L’Italia non è il primo paese che ha pensato a quest’idea. L’ex ministro greco delle finanze, Yanis Varoufakis, nel 2015 aveva ventilato per il suo paese l’idea di una valuta parallela da affiancare all’euro.
Ma potrebbe effettivamente funzionare nella pratica? La maggior parte degli economisti probabilmente affermerebbe il contrario. Nessuno vorrebbe accettare le nuove banconote e monete. Non ci sarebbe nessuno disponibile a scambiarle, facendone crollare il valore e rendendole ancor meno attraenti. Non ci sarebbe una banca centrale a gestire la nuova moneta, e le banche potrebbero non essere nemmeno disposte ad accettare depositi denominati nella nuova unità. Potrebbe diventare del tutto irrilevante molto rapidamente.
Sono tutte obiezioni valide. Eppure è ben lungi dall’essere un’idea ridicola. Se la nuova moneta fosse sostenuta dal governo, avrebbe una immediata circolazione e credibilità - e dato che lo Stato italiano rappresenta circa il 40% del PIL, quasi la metà dell’economia opererebbe con la nuova unità monetaria sin dal primo giorno.

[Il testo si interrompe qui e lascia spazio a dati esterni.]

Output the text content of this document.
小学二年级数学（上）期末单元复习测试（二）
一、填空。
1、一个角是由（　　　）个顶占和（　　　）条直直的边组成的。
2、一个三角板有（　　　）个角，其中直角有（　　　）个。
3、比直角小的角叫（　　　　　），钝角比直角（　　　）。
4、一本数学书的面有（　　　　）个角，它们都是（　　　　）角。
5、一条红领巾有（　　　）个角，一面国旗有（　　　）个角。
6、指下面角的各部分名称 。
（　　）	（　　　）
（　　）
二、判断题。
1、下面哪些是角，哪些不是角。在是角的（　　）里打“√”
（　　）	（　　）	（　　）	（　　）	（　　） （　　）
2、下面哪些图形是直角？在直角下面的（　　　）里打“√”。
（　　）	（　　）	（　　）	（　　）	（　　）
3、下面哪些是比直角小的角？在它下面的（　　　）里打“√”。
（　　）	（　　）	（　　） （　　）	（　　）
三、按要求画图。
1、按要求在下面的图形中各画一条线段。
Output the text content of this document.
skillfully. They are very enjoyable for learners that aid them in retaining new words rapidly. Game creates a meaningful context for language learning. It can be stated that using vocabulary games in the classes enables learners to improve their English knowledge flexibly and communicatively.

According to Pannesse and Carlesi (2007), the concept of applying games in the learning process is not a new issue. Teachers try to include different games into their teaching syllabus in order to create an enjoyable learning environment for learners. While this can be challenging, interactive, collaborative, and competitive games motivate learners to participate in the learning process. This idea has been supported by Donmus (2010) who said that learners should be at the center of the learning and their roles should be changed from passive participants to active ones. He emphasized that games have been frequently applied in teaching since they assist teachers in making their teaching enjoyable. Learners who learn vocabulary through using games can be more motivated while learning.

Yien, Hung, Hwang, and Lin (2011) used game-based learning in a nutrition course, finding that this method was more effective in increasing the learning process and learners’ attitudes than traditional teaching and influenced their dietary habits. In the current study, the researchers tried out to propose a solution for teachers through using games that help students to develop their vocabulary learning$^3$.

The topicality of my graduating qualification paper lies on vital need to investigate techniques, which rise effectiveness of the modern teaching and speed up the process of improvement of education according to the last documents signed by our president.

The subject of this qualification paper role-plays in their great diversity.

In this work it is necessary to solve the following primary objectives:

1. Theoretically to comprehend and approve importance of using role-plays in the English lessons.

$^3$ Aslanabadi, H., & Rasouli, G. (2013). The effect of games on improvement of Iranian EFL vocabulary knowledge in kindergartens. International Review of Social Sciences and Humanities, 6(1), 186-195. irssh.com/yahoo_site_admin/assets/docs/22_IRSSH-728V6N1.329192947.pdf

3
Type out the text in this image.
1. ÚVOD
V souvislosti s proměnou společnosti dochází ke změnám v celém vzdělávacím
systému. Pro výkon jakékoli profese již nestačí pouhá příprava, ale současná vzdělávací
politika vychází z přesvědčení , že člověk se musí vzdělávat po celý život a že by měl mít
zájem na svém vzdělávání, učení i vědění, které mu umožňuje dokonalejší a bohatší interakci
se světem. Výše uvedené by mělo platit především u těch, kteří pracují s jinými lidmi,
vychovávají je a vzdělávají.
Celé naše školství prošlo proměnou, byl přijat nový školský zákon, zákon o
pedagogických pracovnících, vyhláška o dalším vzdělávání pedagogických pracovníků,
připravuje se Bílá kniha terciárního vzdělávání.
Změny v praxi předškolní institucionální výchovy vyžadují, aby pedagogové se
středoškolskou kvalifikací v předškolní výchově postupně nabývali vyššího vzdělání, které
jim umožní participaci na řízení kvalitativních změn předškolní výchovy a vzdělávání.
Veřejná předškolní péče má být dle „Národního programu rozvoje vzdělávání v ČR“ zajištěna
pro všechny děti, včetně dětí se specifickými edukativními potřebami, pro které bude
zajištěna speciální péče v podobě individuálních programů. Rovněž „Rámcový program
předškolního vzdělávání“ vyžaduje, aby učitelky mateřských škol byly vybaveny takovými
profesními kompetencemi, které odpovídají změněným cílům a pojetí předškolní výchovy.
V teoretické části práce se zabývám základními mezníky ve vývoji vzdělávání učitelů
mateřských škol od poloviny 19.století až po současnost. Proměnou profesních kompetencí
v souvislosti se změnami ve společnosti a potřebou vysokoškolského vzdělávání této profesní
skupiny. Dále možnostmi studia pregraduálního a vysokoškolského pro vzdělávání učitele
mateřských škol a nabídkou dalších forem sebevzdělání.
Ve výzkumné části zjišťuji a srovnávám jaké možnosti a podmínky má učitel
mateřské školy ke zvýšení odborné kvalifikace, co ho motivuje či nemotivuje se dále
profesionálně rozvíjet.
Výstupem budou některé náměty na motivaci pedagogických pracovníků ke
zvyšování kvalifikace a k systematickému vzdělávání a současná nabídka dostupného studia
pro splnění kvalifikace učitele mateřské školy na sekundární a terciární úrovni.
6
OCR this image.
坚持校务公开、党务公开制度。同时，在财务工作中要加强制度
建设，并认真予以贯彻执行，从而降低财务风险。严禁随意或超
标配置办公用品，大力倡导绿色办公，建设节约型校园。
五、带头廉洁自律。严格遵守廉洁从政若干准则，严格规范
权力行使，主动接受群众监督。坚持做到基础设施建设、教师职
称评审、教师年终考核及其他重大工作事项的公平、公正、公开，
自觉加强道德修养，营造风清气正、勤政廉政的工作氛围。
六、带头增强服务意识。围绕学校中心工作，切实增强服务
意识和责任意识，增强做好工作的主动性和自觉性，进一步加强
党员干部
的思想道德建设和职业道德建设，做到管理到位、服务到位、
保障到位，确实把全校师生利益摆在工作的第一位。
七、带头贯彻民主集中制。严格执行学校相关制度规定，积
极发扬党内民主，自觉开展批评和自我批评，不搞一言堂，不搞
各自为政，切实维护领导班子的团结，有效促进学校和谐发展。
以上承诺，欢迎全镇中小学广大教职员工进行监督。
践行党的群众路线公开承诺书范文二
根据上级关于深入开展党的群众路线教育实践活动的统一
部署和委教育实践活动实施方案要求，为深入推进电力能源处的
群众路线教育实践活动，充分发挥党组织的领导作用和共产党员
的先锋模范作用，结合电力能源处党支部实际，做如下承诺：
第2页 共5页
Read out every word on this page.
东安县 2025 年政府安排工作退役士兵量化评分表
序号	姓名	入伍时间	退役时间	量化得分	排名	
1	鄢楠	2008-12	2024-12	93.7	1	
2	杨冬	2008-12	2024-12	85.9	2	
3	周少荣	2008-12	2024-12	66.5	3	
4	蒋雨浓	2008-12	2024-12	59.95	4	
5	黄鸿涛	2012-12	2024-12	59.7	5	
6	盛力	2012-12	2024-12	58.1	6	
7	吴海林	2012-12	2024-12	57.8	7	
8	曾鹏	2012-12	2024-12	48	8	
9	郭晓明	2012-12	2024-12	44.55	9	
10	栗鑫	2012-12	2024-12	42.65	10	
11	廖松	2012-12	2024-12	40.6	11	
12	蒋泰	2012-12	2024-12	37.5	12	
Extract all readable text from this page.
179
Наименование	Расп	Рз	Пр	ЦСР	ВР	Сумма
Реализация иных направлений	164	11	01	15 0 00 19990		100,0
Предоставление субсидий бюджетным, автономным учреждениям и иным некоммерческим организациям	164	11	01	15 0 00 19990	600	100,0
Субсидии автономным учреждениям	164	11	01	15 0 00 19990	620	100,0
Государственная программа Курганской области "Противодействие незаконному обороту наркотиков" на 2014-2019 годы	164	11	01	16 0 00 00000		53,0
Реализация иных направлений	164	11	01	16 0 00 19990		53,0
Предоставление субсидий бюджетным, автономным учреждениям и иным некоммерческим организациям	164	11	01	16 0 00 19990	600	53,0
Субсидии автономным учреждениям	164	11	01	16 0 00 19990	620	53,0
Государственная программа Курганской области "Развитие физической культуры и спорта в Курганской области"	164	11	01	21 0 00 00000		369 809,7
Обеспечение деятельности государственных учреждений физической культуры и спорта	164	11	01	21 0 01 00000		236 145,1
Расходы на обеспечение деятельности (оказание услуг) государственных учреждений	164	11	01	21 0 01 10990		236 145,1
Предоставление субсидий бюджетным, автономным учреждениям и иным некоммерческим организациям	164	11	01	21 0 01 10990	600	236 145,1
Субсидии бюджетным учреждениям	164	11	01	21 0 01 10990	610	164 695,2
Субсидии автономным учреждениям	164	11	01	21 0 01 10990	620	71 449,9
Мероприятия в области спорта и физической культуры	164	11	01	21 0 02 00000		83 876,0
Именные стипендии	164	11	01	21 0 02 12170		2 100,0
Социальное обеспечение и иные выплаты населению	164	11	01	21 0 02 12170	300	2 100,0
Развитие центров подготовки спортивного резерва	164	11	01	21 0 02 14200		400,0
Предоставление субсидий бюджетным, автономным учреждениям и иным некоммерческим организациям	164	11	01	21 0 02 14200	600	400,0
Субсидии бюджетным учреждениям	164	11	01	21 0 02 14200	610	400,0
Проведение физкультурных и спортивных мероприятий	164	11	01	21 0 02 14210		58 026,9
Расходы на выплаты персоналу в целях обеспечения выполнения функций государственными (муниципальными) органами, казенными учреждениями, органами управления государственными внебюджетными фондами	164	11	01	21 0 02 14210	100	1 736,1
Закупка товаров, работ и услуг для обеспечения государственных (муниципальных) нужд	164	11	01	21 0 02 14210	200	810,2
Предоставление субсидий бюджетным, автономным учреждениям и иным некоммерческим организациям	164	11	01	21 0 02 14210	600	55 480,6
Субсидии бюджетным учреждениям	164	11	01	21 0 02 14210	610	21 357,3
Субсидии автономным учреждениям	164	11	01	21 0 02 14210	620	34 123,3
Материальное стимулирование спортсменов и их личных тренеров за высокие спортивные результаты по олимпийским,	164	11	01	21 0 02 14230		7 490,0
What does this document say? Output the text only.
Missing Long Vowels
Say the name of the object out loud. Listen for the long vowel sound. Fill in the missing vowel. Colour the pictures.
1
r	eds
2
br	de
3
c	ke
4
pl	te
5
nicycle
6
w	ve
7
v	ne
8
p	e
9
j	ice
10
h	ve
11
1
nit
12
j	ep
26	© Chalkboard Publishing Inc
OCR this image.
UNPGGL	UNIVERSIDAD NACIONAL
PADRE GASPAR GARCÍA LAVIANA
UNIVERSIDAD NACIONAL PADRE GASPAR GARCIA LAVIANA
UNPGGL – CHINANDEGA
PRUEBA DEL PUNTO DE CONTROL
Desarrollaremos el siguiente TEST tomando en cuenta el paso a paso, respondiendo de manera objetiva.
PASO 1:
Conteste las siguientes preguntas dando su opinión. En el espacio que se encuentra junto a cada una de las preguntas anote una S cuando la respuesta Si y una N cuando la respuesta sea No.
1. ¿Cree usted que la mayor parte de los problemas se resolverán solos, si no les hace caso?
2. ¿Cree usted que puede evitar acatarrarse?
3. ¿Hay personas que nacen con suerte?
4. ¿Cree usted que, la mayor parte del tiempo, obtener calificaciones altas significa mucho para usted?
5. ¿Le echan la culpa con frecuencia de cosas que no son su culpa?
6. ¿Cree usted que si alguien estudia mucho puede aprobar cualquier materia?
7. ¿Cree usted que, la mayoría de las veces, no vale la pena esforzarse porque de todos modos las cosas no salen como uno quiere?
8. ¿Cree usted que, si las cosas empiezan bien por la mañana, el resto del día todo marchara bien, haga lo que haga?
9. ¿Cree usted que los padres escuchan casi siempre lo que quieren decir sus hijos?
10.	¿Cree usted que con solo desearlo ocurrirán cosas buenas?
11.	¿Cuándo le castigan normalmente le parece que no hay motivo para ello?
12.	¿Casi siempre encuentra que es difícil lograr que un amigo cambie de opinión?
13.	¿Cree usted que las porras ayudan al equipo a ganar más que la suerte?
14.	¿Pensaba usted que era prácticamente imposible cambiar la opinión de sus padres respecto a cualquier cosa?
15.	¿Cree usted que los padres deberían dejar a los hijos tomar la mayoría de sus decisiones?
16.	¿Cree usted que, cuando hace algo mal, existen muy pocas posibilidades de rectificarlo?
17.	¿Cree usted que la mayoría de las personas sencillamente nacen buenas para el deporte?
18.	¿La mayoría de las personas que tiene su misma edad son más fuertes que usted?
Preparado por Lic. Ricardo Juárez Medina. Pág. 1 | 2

Supponendo che essa si svaluterebbe notevolmente nei confronti dell’euro e supponendo che la maggior parte dei salari verrebbe pagata nella nuova unità, ci sarebbe una svalutazione competitiva immediata verso il resto della zona euro. I prezzi sarebbero probabilmente fissati in entrambe le valute, come accade nelle regioni frontaliere, creando un giro d’inflazione nella nuova valuta. Ma questo potrebbe risolversi molto rapidamente. La svalutazione riporterebbe la competitività e farebbe di nuovo crescere l’economia.
Le grandi imprese potrebbero ancora utilizzare l’euro all’interno, e così i mercati finanziari. Ma l’euro potrebbe anche gradualmente scomparire dalla vita quotidiana italiana.
L’Italia non deve necessariamente andare così male in economia. Dal 1961 al 1980 la sua economia è cresciuta a un tasso medio del 4,16%, leggermente dietro la Spagna e molto più veloce della Francia o della Germania. Il mondo ama la roba italiana: l’Italia è stata spesso leader mondiale non solo nella pasta e nel gelato (che pure sono parecchio buoni), ma anche nella progettazione, nella tecnologia, nei media e nelle arti.
In realtà, è stata frenata negli ultimi 17 anni dalla decisione di passare a una moneta dominata dalla Germania, per la quale non era preparata e a cui non si è mai adattata con successo. Una volta che questa decisione è stata presa, è difficile innestare la marcia indietro. Difficile, ma non impossibile.
Una valuta parallela sarebbe una ingegnosa via di fuga. Può accadere o meno - e sicuramente non c’è da scommetterci nel brevissimo termine. Ma se accadesse, il dinamismo represso dell’Italia potrebbe scatenarsi molto rapidamente - e al primo segnale del lancio effettivo della nuova moneta, gli investitori intelligenti dovrebbero comprare il più rapidamente possibile.»